Waar het misschien ongemakkelijk wordt is wanneer studenten proberen toegang te krijgen tot datgene waar je als docent van weet dat je dat bij jezelf moet houden. Er zijn soms studenten die datgene willen horen waarvan je als docent weet dat zodra je dát articuleert dat je dan iets kapot maakt. Maar dat is frustrerend voor studenten die willen iets van je waarvan je dan moet zeggen: ‘Dat kan ik je precies niet geven.’ Gewoonlijk gebeurt zoiets in de flow van het proces en wordt het niet zo gearticuleerd maar soms komt dat probleem naar boven. Dat maakt het op een andere manier lastig dan of je er woorden voor kunt vinden, maar daar gebeurt er iets in de dynamiek tussen jezelf en studenten waarbij datgene in beeld komt -waarvan je bijna zou zeggen- wat niet benoemd mág worden.

Zodra je zegt ‘Ik kan het niet zeggen’ dan heb je al iets gezegd en dat zit in dezelfde dynamiek. Dus soms kom je daar zelfs stilte of zwijgen tegen. En die stilte is pedagogisch geladen zou je kunnen zeggen. Je kunt er ook andere dingen doen, maar je kunt ook wel wat anders geven, maar dan nemen we misschien ook niet helemaal serieus dat we op iets stuiten wat geen naam kan hebben. Dit is iets heel interessants en merkwaardigs, maar als leraar ook heel concreet.

__________________________________________________________________________

Het interessante aan pedagogische ensceneringen of onderwijs is dat zolang de leraar in die positie vast komt te zitten als degene die het appel moet doen, die dan ook vast blijft zitten in een ‘diadische’ relatie. Dat maakt dat je voorzichtig moet zijn over het spreken over pedagogische relaties: dat dat niet betekent dat de leraar het werk zit te doen, maar betekent dat er een derde element is en dat dit derde element: de ontmoeting met de wereld, het werk moet doen. Zowel voor de leerling als ook voor de leraar. Het kan misgaan als de relatie steeds maar weer als een relatie tussen twee mensen wordt gezien en de wereld wordt vergeten. Dan loop je er heel snel in vast en worden die relaties of autoritair of ongemakkelijk.

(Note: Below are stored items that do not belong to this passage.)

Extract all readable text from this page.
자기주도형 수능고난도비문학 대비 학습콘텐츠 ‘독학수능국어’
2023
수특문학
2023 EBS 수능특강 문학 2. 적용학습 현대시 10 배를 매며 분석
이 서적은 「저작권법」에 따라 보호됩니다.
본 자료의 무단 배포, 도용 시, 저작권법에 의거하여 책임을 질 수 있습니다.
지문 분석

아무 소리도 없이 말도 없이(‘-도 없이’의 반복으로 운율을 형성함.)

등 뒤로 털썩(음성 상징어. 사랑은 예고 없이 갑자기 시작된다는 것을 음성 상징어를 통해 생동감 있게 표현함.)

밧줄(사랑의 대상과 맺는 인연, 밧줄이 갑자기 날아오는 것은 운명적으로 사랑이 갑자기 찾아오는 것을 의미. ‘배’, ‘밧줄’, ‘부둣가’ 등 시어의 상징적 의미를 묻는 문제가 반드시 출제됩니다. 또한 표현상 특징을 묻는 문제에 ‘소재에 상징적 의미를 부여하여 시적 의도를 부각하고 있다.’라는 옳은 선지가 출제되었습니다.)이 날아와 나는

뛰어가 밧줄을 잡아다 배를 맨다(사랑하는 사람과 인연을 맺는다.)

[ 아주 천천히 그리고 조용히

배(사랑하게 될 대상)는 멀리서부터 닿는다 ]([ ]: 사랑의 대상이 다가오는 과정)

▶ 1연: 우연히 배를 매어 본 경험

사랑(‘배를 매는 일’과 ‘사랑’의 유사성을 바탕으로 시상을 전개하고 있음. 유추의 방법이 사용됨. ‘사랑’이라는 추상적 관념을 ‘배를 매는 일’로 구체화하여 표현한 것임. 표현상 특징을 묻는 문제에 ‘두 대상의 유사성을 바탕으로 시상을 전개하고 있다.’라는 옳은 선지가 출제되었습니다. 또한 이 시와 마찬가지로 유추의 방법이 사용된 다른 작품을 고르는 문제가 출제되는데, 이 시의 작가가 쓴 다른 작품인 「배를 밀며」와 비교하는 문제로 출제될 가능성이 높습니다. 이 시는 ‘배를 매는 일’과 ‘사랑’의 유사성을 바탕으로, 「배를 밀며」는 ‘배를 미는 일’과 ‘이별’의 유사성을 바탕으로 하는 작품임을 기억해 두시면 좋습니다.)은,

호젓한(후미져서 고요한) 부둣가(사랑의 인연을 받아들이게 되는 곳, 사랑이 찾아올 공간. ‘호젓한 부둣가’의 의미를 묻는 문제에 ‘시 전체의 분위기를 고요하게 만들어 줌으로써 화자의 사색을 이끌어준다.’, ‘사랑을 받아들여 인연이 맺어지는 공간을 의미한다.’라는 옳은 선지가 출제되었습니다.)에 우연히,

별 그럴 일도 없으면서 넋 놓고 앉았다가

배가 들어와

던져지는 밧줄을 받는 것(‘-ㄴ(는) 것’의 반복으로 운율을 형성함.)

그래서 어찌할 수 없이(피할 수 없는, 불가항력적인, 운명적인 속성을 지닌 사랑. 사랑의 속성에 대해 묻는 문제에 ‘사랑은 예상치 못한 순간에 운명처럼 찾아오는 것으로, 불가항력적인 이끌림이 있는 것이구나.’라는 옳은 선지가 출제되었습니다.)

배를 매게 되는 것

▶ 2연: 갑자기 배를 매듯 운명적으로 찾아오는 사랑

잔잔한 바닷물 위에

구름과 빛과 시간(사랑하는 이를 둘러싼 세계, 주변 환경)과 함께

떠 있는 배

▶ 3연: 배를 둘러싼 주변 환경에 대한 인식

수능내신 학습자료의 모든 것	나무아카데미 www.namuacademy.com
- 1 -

We kunnen hier denken aan hoe Sokrates dat wel deed, maar die was misschien wel een heel diadische leraar, een moraliserend mannetje eigenlijk. Dat is op zichzelf wel interessant om je als oefening toe te verhouden als leraar.

Als je te dialogisch denkt over onderwijs dan zit je er te dicht op en loop je het risico moraliserend te zijn. Het bijzondere van het ‘trialogische’ van onderwijs is dat het ondersteunend is voor het uithouden in de wereld met wat we tegenkomen in onze existentie. In plaats van steeds maar weer eroverheen te babbelen of iets te produceren als student, is het ook goed om te zwijgen in een ontmoeting met die wereld.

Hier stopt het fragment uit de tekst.